Since the Air Force's decision in 2013 to increase the B-52H Stratofortress fleet's effectiveness and versatility by increasing the aircraft's smart weapons capacity by over 50 percent, teams from Tinker Air Force Base, Oklahoma, Boeing, and now Edwards AFB, partnered up to begin developmental testing on the bombers newest upgrade. This new upgrade csme in the form of a Conventional Rotary Launcher (CRL), which members from the 419th Flight Test Squadron, the Global Power Bomber Combined Test Force and Boeing installed on an Edwards AFB B-52H in December 2015.
The upgrade modifies the internal weapons bay of the B-52H bomber by integrating a CRL that has the capability of carrying Military Standard 1760 smart weapons. According to the Boeing test team, the upgrade is essential because it increases weapons capability on the external wing stations of the B-52H, while adding the smart weapons capability for the first time to the bomb bay.
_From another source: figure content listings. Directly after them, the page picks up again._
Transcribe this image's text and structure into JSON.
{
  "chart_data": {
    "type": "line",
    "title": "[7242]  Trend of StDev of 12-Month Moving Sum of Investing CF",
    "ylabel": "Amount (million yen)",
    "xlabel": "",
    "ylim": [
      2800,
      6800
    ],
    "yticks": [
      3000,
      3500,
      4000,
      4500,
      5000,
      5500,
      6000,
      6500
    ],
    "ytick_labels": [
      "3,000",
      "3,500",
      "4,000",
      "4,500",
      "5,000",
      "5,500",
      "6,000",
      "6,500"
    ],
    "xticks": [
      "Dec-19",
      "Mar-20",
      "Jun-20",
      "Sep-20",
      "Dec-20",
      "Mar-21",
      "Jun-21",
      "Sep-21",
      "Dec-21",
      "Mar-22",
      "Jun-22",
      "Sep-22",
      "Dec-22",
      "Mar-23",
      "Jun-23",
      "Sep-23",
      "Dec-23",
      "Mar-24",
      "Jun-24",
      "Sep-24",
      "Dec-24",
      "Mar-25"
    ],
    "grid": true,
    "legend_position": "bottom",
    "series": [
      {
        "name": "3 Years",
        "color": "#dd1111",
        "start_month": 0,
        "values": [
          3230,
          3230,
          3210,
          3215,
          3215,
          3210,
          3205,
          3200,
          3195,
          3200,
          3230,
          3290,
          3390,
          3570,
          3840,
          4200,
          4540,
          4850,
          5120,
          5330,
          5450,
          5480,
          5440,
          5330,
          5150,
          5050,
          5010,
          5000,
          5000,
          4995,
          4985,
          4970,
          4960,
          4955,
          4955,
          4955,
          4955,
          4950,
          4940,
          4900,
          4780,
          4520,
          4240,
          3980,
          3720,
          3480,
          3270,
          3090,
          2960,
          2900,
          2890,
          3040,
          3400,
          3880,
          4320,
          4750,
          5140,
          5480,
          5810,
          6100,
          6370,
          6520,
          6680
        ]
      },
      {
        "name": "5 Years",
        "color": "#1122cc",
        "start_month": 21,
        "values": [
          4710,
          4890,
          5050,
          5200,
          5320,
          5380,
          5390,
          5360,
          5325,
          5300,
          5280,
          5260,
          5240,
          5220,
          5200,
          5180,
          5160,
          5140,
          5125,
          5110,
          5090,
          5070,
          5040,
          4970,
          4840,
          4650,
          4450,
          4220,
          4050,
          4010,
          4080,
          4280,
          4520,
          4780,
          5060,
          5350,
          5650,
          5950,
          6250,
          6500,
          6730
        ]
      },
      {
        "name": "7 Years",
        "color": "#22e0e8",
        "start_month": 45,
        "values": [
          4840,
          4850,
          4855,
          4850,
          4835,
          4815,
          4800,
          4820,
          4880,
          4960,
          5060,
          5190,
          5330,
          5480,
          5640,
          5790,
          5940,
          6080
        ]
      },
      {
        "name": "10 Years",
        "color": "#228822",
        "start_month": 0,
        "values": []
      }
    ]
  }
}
One of the benefits of the 1760 upgrade is it brings a lot of capability to the B-52 that did not exist on the aircraft. The B-52 wasn't able to carry smart weapons inside the bomb bay, but now with the new CRL it will be able to carry Joint Direct Attack Munitions with the first increment, and with future increments it will be able to carry Joint Air-to-Surface Standoff Missiles and Miniature Air Launched Decoys.
The addition of smart weapons capability to the internal weapons bays allows the bomber to respond with accuracy and flexibility in real time to the warfighter's needs. The upgrade adds capability while remaining affordable by adapting existing technology for use in the weapons bay. By providing smart weapons capability in the bay, the bomber can be employed in a clean wing configuration, (meaning) no weapons on the external pylons, thus increasing its range and loiter time.
The increased carriage of smart weapons would allow the B-52 to engage more targets precisely compared to the unguided bombs currently approved for bay carriage. By being able to integrate smart weapons in the bay, the Air Force can prosecute more targets, more precisely, while minimizing collateral damage. It will allow performing direct attack, provide close air support for our Army brethren on the ground and be able to execute our overall mission more effectively and efficiently. With future increments, the strategic attack capability will be enhanced, which is the cornerstone of the B-52; by being able to perform long range strikes and carry smart weapons in the bay.
At the conclusion of the upgrade, all B-52H's will be modified with this unique capability and the aircraft will be available for employment by Air Force combatant commanders, Lupton said. There are several stages of testing included with the hardware and software modifications. The final stage of the upgrade will include approximately 10 test flights to verify the B-52H's upgraded capability.